14. Upstream work is about reducing the probabilities that problems will
happen, and for that reason, the work must culminate in systems change.
Because systems are the source of those probabilities.
To change the system is to change the rules that govern us or the culture
that influences us.
Systems change starts with a spark of courage. A group of people unite
behind a common cause and they demand change. But a spark can’t last
forever.
The endgame is to eliminate the need for courage, to render it unnecessary,
because it has forced change within the system.
15. When we can foresee a problem, we have the maneuvering room to fix it.
With the rise of ioT, advance warning solutions will become more common,
but the best early-detection sensors are people. To anticipate problems, we
need eyes and ears in the environment.
16. Any upstream effort that makes use of short-term measures should devote
time to careful consideration of how the measures might be misused. Four
tests for measures; the ‘rising tide’ test, the misalignment test, the lazy
bureaucrat test and defiling-the-mission test.
17. Upstream interventions tinker with complex systems and we should expect
reactions and consequences beyond the immediate scope of work.
In ‘shaping the water’, we will create ripple effects.
We’ve got to look outside the lines of our work. Zoom out and pan from side
to side. Ask, what are the second order effects of our efforts.
While we can never anticipate everything, so we need to rely on
experimentation guided by feedback loops.
18. Preparing for a speculative future ones is, by definition, not urgent. As a
result, its hard to convene people.
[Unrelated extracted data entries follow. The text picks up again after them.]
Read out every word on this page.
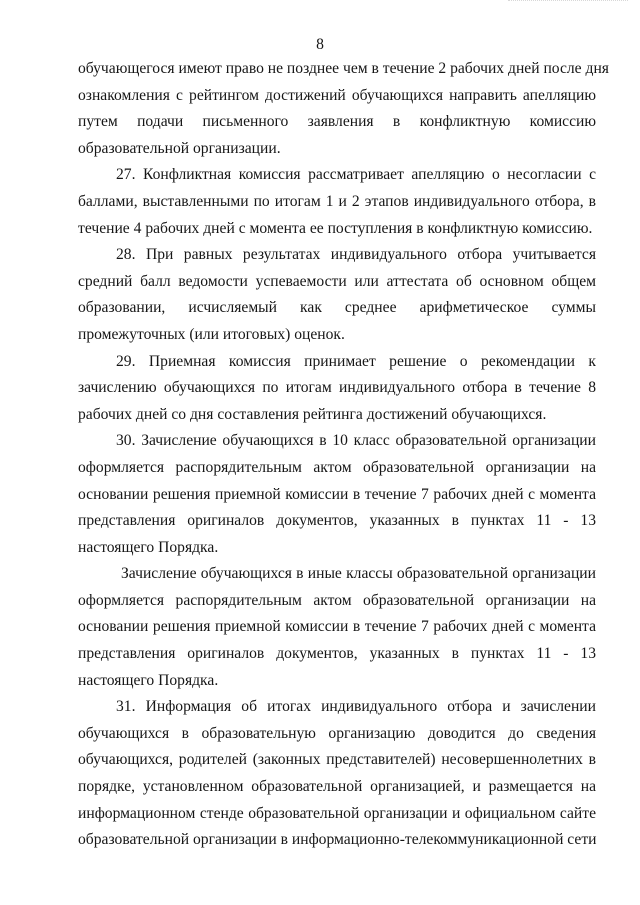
8
обучающегося имеют право не позднее чем в течение 2 рабочих дней после дня
ознакомления с рейтингом достижений обучающихся направить апелляцию
путем подачи письменного заявления в конфликтную комиссию
образовательной организации.
27. Конфликтная комиссия рассматривает апелляцию о несогласии с
баллами, выставленными по итогам 1 и 2 этапов индивидуального отбора, в
течение 4 рабочих дней с момента ее поступления в конфликтную комиссию.
28. При равных результатах индивидуального отбора учитывается
средний балл ведомости успеваемости или аттестата об основном общем
образовании, исчисляемый как среднее арифметическое суммы
промежуточных (или итоговых) оценок.
29. Приемная комиссия принимает решение о рекомендации к
зачислению обучающихся по итогам индивидуального отбора в течение 8
рабочих дней со дня составления рейтинга достижений обучающихся.
30. Зачисление обучающихся в 10 класс образовательной организации
оформляется распорядительным актом образовательной организации на
основании решения приемной комиссии в течение 7 рабочих дней с момента
представления оригиналов документов, указанных в пунктах 11 - 13
настоящего Порядка.
Зачисление обучающихся в иные классы образовательной организации
оформляется распорядительным актом образовательной организации на
основании решения приемной комиссии в течение 7 рабочих дней с момента
представления оригиналов документов, указанных в пунктах 11 - 13
настоящего Порядка.
31. Информация об итогах индивидуального отбора и зачислении
обучающихся в образовательную организацию доводится до сведения
обучающихся, родителей (законных представителей) несовершеннолетних в
порядке, установленном образовательной организацией, и размещается на
информационном стенде образовательной организации и официальном сайте
образовательной организации в информационно-телекоммуникационной сети
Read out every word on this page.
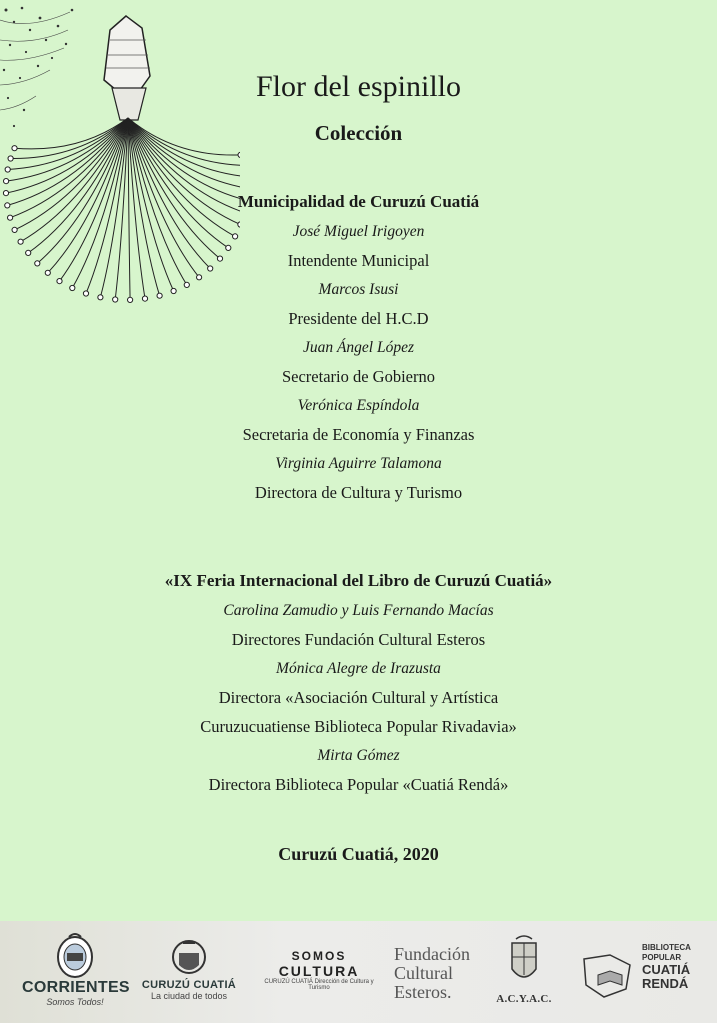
Flor del espinillo
Colección
Municipalidad de Curuzú Cuatiá
José Miguel Irigoyen
Intendente Municipal
Marcos Isusi
Presidente del H.C.D
Juan Ángel López
Secretario de Gobierno
Verónica Espíndola
Secretaria de Economía y Finanzas
Virginia Aguirre Talamona
Directora de Cultura y Turismo
«IX Feria Internacional del Libro de Curuzú Cuatiá»
Carolina Zamudio y Luis Fernando Macías
Directores Fundación Cultural Esteros
Mónica Alegre de Irazusta
Directora «Asociación Cultural y Artística
Curuzucuatiense Biblioteca Popular Rivadavia»
Mirta Gómez
Directora Biblioteca Popular «Cuatiá Rendá»
Curuzú Cuatiá, 2020
CORRIENTES
Somos Todos!
CURUZÚ CUATIÁ
La ciudad de todos
SOMOS
CULTURA
CURUZÚ CUATIÁ Dirección de Cultura y Turismo
Fundación
Cultural
Esteros.	A.C.Y.A.C.
BIBLIOTECA
POPULAR
CUATIÁ
RENDÁ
Its hard to get funds authorized. Its hard to
convince people to collaborate when hardship hasn’t forced them to.
Building a habit is one way to counteract this downstream bias.
Think emergency drills.
19. Upstream thinking is not just for organizations, its for individuals too. where
there’s a recurring problem occurring in your life, go upstream. And don’t let
the problem’s longevity deter you from acting.
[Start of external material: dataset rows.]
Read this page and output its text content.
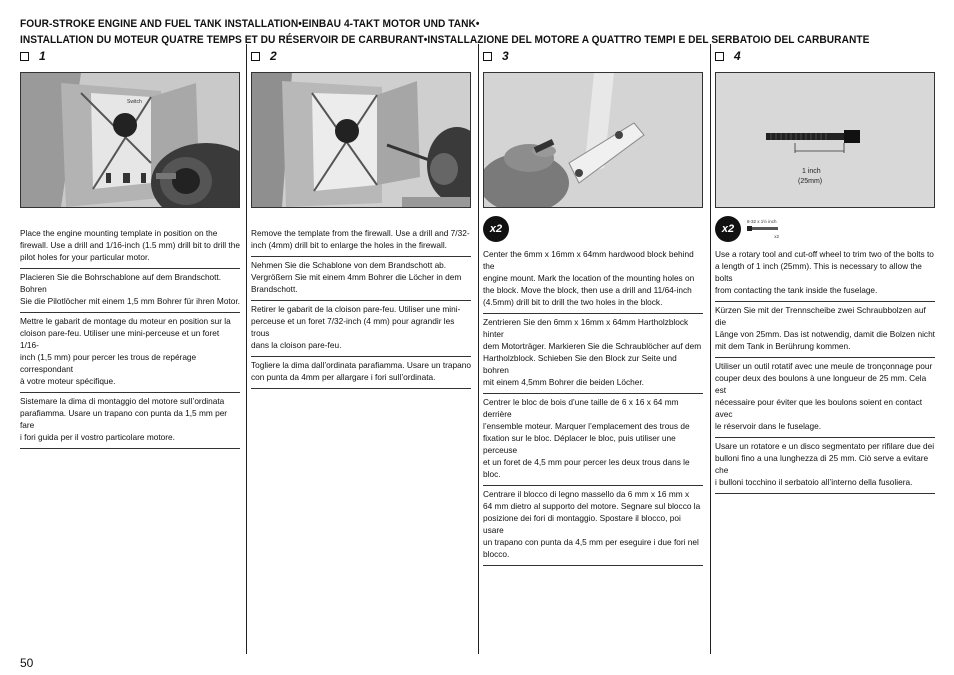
FOUR-STROKE ENGINE AND FUEL TANK INSTALLATION•EINBAU 4-TAKT MOTOR UND TANK•
INSTALLATION DU MOTEUR QUATRE TEMPS ET DU RÉSERVOIR DE CARBURANT•INSTALLAZIONE DEL MOTORE A QUATTRO TEMPI E DEL SERBATOIO DEL CARBURANTE
1
Switch
Place the engine mounting template in position on the
firewall. Use a drill and 1/16-inch (1.5 mm) drill bit to drill the
pilot holes for your particular motor.
Placieren Sie die Bohrschablone auf dem Brandschott. Bohren
Sie die Pilotlöcher mit einem 1,5 mm Bohrer für ihren Motor.
Mettre le gabarit de montage du moteur en position sur la
cloison pare-feu. Utiliser une mini-perceuse et un foret 1/16-
inch (1,5 mm) pour percer les trous de repérage correspondant
à votre moteur spécifique.
Sistemare la dima di montaggio del motore sull’ordinata
parafiamma. Usare un trapano con punta da 1,5 mm per fare
i fori guida per il vostro particolare motore.
2
Remove the template from the firewall. Use a drill and 7/32-
inch (4mm) drill bit to enlarge the holes in the firewall.
Nehmen Sie die Schablone von dem Brandschott ab.
Vergrößern Sie mit einem 4mm Bohrer die Löcher in dem
Brandschott.
Retirer le gabarit de la cloison pare-feu. Utiliser une mini-
perceuse et un foret 7/32-inch (4 mm) pour agrandir les trous
dans la cloison pare-feu.
Togliere la dima dall’ordinata parafiamma. Usare un trapano
con punta da 4mm per allargare i fori sull’ordinata.
3
x2
Center the 6mm x 16mm x 64mm hardwood block behind the
engine mount. Mark the location of the mounting holes on
the block. Move the block, then use a drill and 11/64-inch
(4.5mm) drill bit to drill the two holes in the block.
Zentrieren Sie den 6mm x 16mm x 64mm Hartholzblock hinter
dem Motorträger. Markieren Sie die Schraublöcher auf dem
Hartholzblock. Schieben Sie den Block zur Seite und bohren
mit einem 4,5mm Bohrer die beiden Löcher.
Centrer le bloc de bois d’une taille de 6 x 16 x 64 mm derrière
l’ensemble moteur. Marquer l’emplacement des trous de
fixation sur le bloc. Déplacer le bloc, puis utiliser une perceuse
et un foret de 4,5 mm pour percer les deux trous dans le bloc.
Centrare il blocco di legno massello da 6 mm x 16 mm x
64 mm dietro al supporto del motore. Segnare sul blocco la
posizione dei fori di montaggio. Spostare il blocco, poi usare
un trapano con punta da 4,5 mm per eseguire i due fori nel
blocco.
4
1 inch
(25mm)
x2
8-32 x 1½ inch
x2
Use a rotary tool and cut-off wheel to trim two of the bolts to
a length of 1 inch (25mm). This is necessary to allow the bolts
from contacting the tank inside the fuselage.
Kürzen Sie mit der Trennscheibe zwei Schraubbolzen auf die
Länge von 25mm. Das ist notwendig, damit die Bolzen nicht
mit dem Tank in Berührung kommen.
Utiliser un outil rotatif avec une meule de tronçonnage pour
couper deux des boulons à une longueur de 25 mm. Cela est
nécessaire pour éviter que les boulons soient en contact avec
le réservoir dans le fuselage.
Usare un rotatore e un disco segmentato per rifilare due dei
bulloni fino a una lunghezza di 25 mm. Ciò serve a evitare che
i bulloni tocchino il serbatoio all’interno della fusoliera.
50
‘the best time to plant a tree is 20 years ago, the second-best time is now’
20. Three suggestions for upstream efforts.
1. ‘Be impatient for actions but patient for outcomes’
2. Macro starts with micro. You cant understand a problem until
you’ve seen it up close.
3. Favor scoreboards over pills. Don’t obsess about formulating the
perfect solution before you begin your work; instead, take ownership
of the underlying problem and start slogging forward.